Medical robot performs almost a dozen head, neck surgeries in Utah

SALT LAKE CITY — For several months, surgeons at Huntsman Cancer Institute in Salt Lake City have been performing head and neck surgeries on cancer patients using a new robot.

They became first in the Mountain West to get the Da Vinci SP Robotic Surgical System. “SP” stands for single port, which is the factor that differentiates the device from older Da Vinci models that the hospital uses.

In late January, FOX 13 News was invited by the hospital to watch doctors get trained on the technology before it was used on patients.

“It’s just one port where all of the instruments come through that one, single arm,” explained Dr. Hilary McCrary, a head and neck surgeon at Huntsman Cancer Institute. “It allows us to get into some pretty small and tricky areas that are normally very difficult to expose and operate on.”

McCrary became the first surgeon to use the technology on patients and have used the single port robot on ten patients since it was implemented in late January.

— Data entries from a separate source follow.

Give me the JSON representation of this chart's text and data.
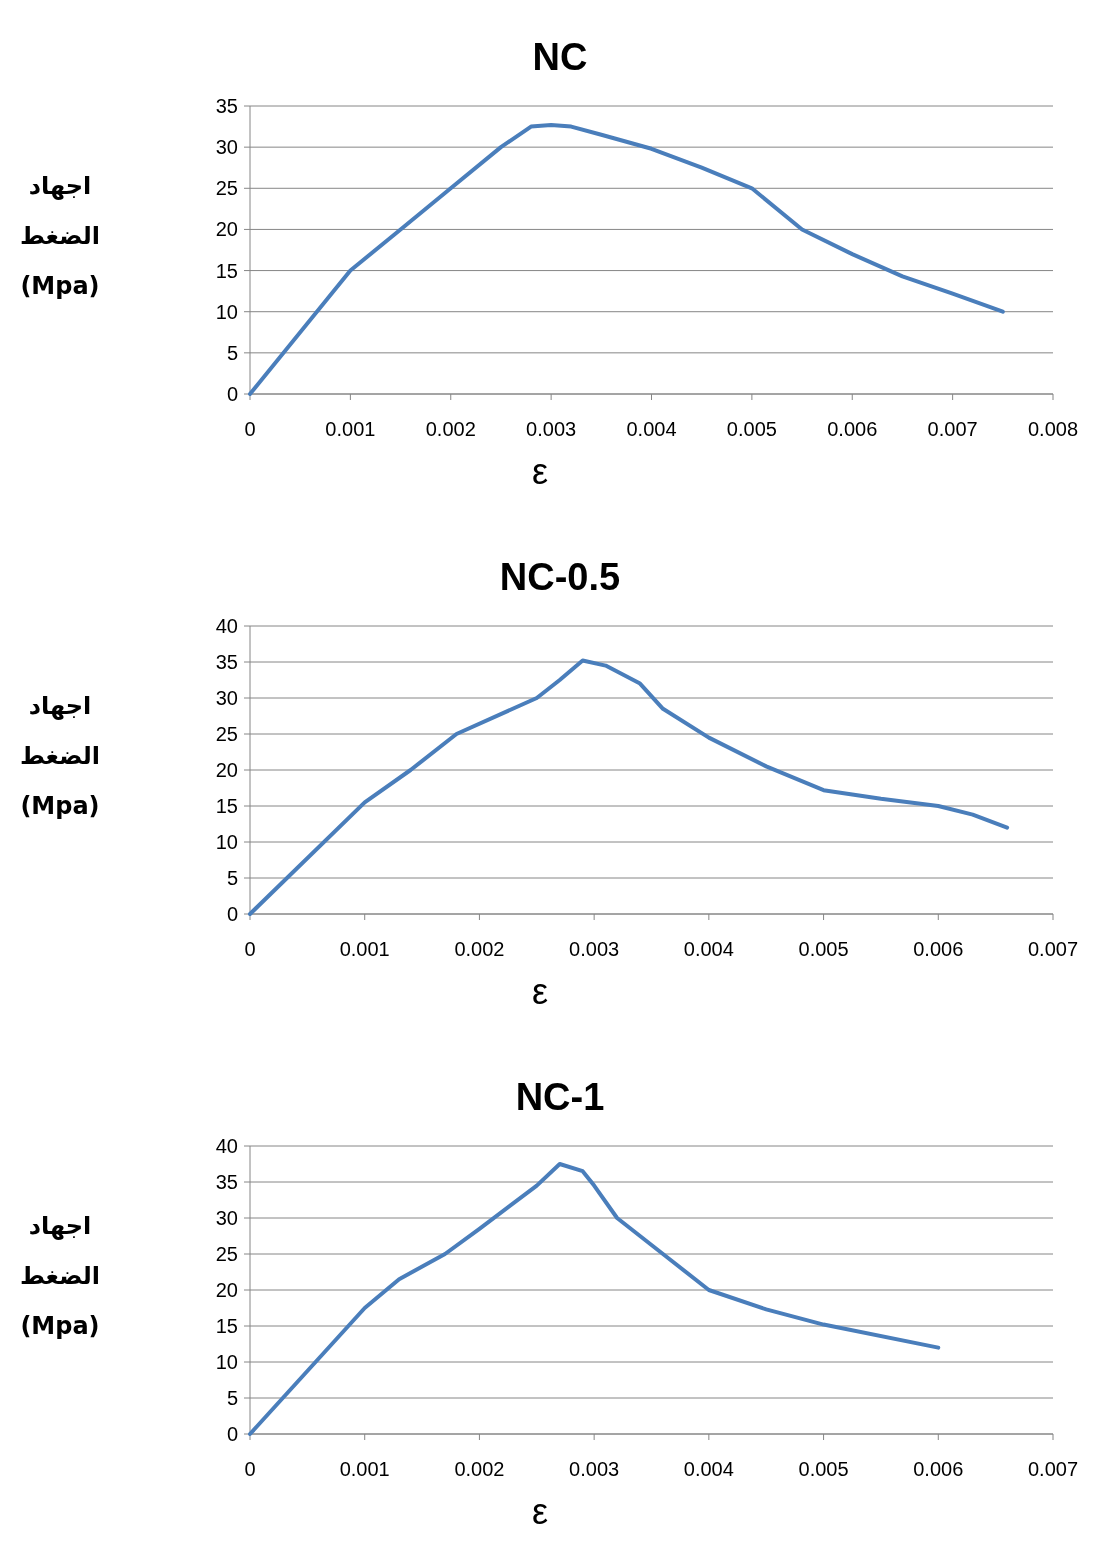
{
  "chart_data": [
    {
      "type": "line",
      "title": "NC",
      "xlabel": "ε",
      "ylabel": "اجهاد الضغط (Mpa)",
      "xlim": [
        0,
        0.008
      ],
      "xticks": [
        0,
        0.001,
        0.002,
        0.003,
        0.004,
        0.005,
        0.006,
        0.007,
        0.008
      ],
      "ylim": [
        0,
        35
      ],
      "yticks": [
        0,
        5,
        10,
        15,
        20,
        25,
        30,
        35
      ],
      "grid": "y",
      "marker": "none",
      "line_style": "solid",
      "series": [
        {
          "color": "#4a7ebb",
          "x": [
            0,
            0.001,
            0.0015,
            0.002,
            0.0025,
            0.0028,
            0.003,
            0.0032,
            0.0035,
            0.004,
            0.0045,
            0.005,
            0.0055,
            0.006,
            0.0065,
            0.007,
            0.0075
          ],
          "values": [
            0,
            15,
            20,
            25,
            30,
            32.5,
            32.7,
            32.5,
            31.5,
            29.8,
            27.5,
            25,
            20,
            17,
            14.3,
            12.2,
            10
          ]
        }
      ]
    },
    {
      "type": "line",
      "title": "NC-0.5",
      "xlabel": "ε",
      "ylabel": "اجهاد الضغط (Mpa)",
      "xlim": [
        0,
        0.007
      ],
      "xticks": [
        0,
        0.001,
        0.002,
        0.003,
        0.004,
        0.005,
        0.006,
        0.007
      ],
      "ylim": [
        0,
        40
      ],
      "yticks": [
        0,
        5,
        10,
        15,
        20,
        25,
        30,
        35,
        40
      ],
      "grid": "y",
      "marker": "none",
      "line_style": "solid",
      "series": [
        {
          "color": "#4a7ebb",
          "x": [
            0,
            0.001,
            0.0014,
            0.0018,
            0.0025,
            0.0027,
            0.0029,
            0.0031,
            0.0034,
            0.0036,
            0.004,
            0.0045,
            0.005,
            0.0055,
            0.006,
            0.0063,
            0.0066
          ],
          "values": [
            0,
            15.5,
            20,
            25,
            30,
            32.5,
            35.2,
            34.5,
            32,
            28.5,
            24.5,
            20.5,
            17.2,
            16,
            15,
            13.8,
            12
          ]
        }
      ]
    },
    {
      "type": "line",
      "title": "NC-1",
      "xlabel": "ε",
      "ylabel": "اجهاد الضغط (Mpa)",
      "xlim": [
        0,
        0.007
      ],
      "xticks": [
        0,
        0.001,
        0.002,
        0.003,
        0.004,
        0.005,
        0.006,
        0.007
      ],
      "ylim": [
        0,
        40
      ],
      "yticks": [
        0,
        5,
        10,
        15,
        20,
        25,
        30,
        35,
        40
      ],
      "grid": "y",
      "marker": "none",
      "line_style": "solid",
      "series": [
        {
          "color": "#4a7ebb",
          "x": [
            0,
            0.001,
            0.0013,
            0.0017,
            0.002,
            0.0025,
            0.0027,
            0.0029,
            0.003,
            0.0032,
            0.0036,
            0.004,
            0.0045,
            0.005,
            0.006
          ],
          "values": [
            0,
            17.5,
            21.5,
            25,
            28.5,
            34.5,
            37.5,
            36.5,
            34.5,
            30,
            25,
            20,
            17.3,
            15.2,
            12
          ]
        }
      ]
    }
  ]
}
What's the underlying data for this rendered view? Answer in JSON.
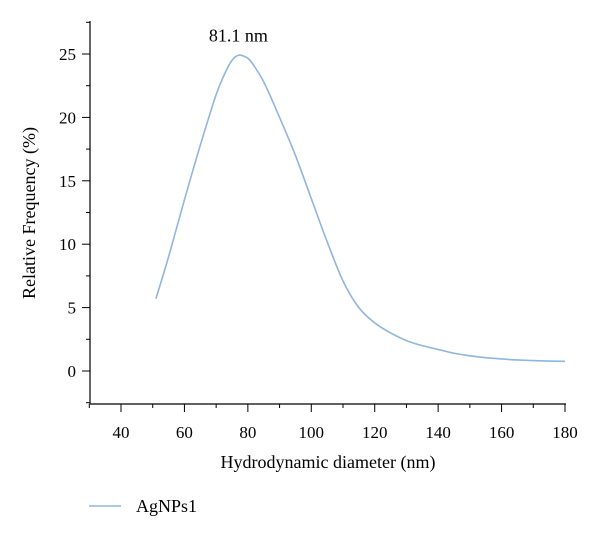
{
  "chart_data": {
    "type": "line",
    "xlabel": "Hydrodynamic diameter (nm)",
    "ylabel": "Relative Frequency (%)",
    "xlim": [
      30,
      180
    ],
    "ylim": [
      -2.5,
      27.5
    ],
    "x_ticks": [
      40,
      60,
      80,
      100,
      120,
      140,
      160,
      180
    ],
    "y_ticks": [
      0,
      5,
      10,
      15,
      20,
      25
    ],
    "grid": false,
    "legend_position": "bottom-left",
    "annotations": [
      {
        "text": "81.1 nm",
        "x": 77,
        "y": 24.9
      }
    ],
    "series": [
      {
        "name": "AgNPs1",
        "color": "#8fb6e0",
        "x": [
          51,
          55,
          60,
          65,
          70,
          73,
          75,
          77,
          79,
          81,
          85,
          90,
          95,
          100,
          105,
          110,
          115,
          120,
          125,
          130,
          135,
          140,
          145,
          150,
          155,
          160,
          165,
          170,
          175,
          180
        ],
        "y": [
          5.7,
          9.0,
          13.5,
          17.8,
          21.8,
          23.6,
          24.5,
          24.9,
          24.8,
          24.4,
          22.8,
          20.0,
          17.0,
          13.6,
          10.2,
          7.1,
          5.0,
          3.8,
          3.0,
          2.4,
          2.0,
          1.7,
          1.4,
          1.2,
          1.05,
          0.95,
          0.87,
          0.82,
          0.78,
          0.76
        ]
      }
    ]
  }
}
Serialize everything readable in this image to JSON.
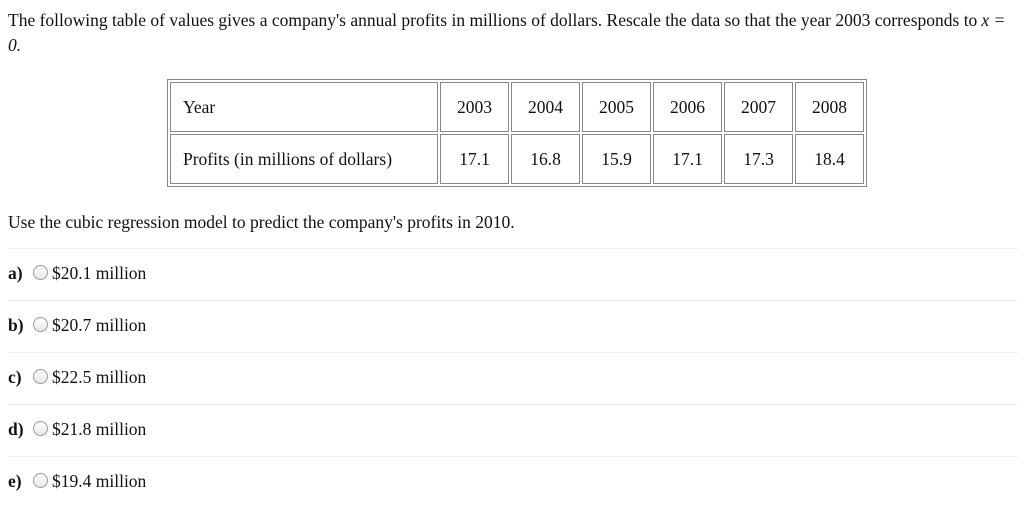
{
  "question": {
    "text": "The following table of values gives a company's annual profits in millions of dollars. Rescale the data so that the year 2003 corresponds to",
    "math": "x = 0."
  },
  "table": {
    "rows": [
      [
        "Year",
        2003,
        2004,
        2005,
        2006,
        2007,
        2008
      ],
      [
        "Profits (in millions of dollars)",
        17.1,
        16.8,
        15.9,
        17.1,
        17.3,
        18.4
      ]
    ]
  },
  "prompt": "Use the cubic regression model to predict the company's profits in 2010.",
  "options": [
    {
      "letter": "a)",
      "text": "$20.1 million"
    },
    {
      "letter": "b)",
      "text": "$20.7 million"
    },
    {
      "letter": "c)",
      "text": "$22.5 million"
    },
    {
      "letter": "d)",
      "text": "$21.8 million"
    },
    {
      "letter": "e)",
      "text": "$19.4 million"
    }
  ]
}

Surgeons like her control how the device moves using a console that has hand and foot pedals. Its cameras capture images inside the human body in high-definition 3D.

“We’re allowing patients a surgical option that could potentially reduce the amount of radiation that they need,” McCrary explained.

Reyes Salazar, 34, of Salt Lake City, was the first person she treated in Utah. Salazar had a non-cancerous, recurring cyst at the base of his tongue that prevented him from eating certain foods because he had difficulties swallowing. McCrary said the cyst removal procedure would’ve been more challenging without the single port device and is pleased with how the surgery went from start to finish.

About 90 days post-operation, FOX 13 News talked with Salazar about how the surgery went. While he says it took him longer to recover from the surgery than expected, which was discouraging at times, ultimately, it was a great overall experience for him.

Salazar says he can now enjoy the foods he loves without discomfort or worrying about whether he will be able to swallow them.

“It is a once in a lifetime opportunity to use this new technology,” he explains. “I’m happy that I went through with it, and I’m not second guessing my decision.”

Salazar already had two follow-up appointments since his procedure and has one more scheduled for this September to make sure everything is clear.

In the meantime, he plans to continue attending college for nutrition and expects that he will be ready to graduate in spring of 2026.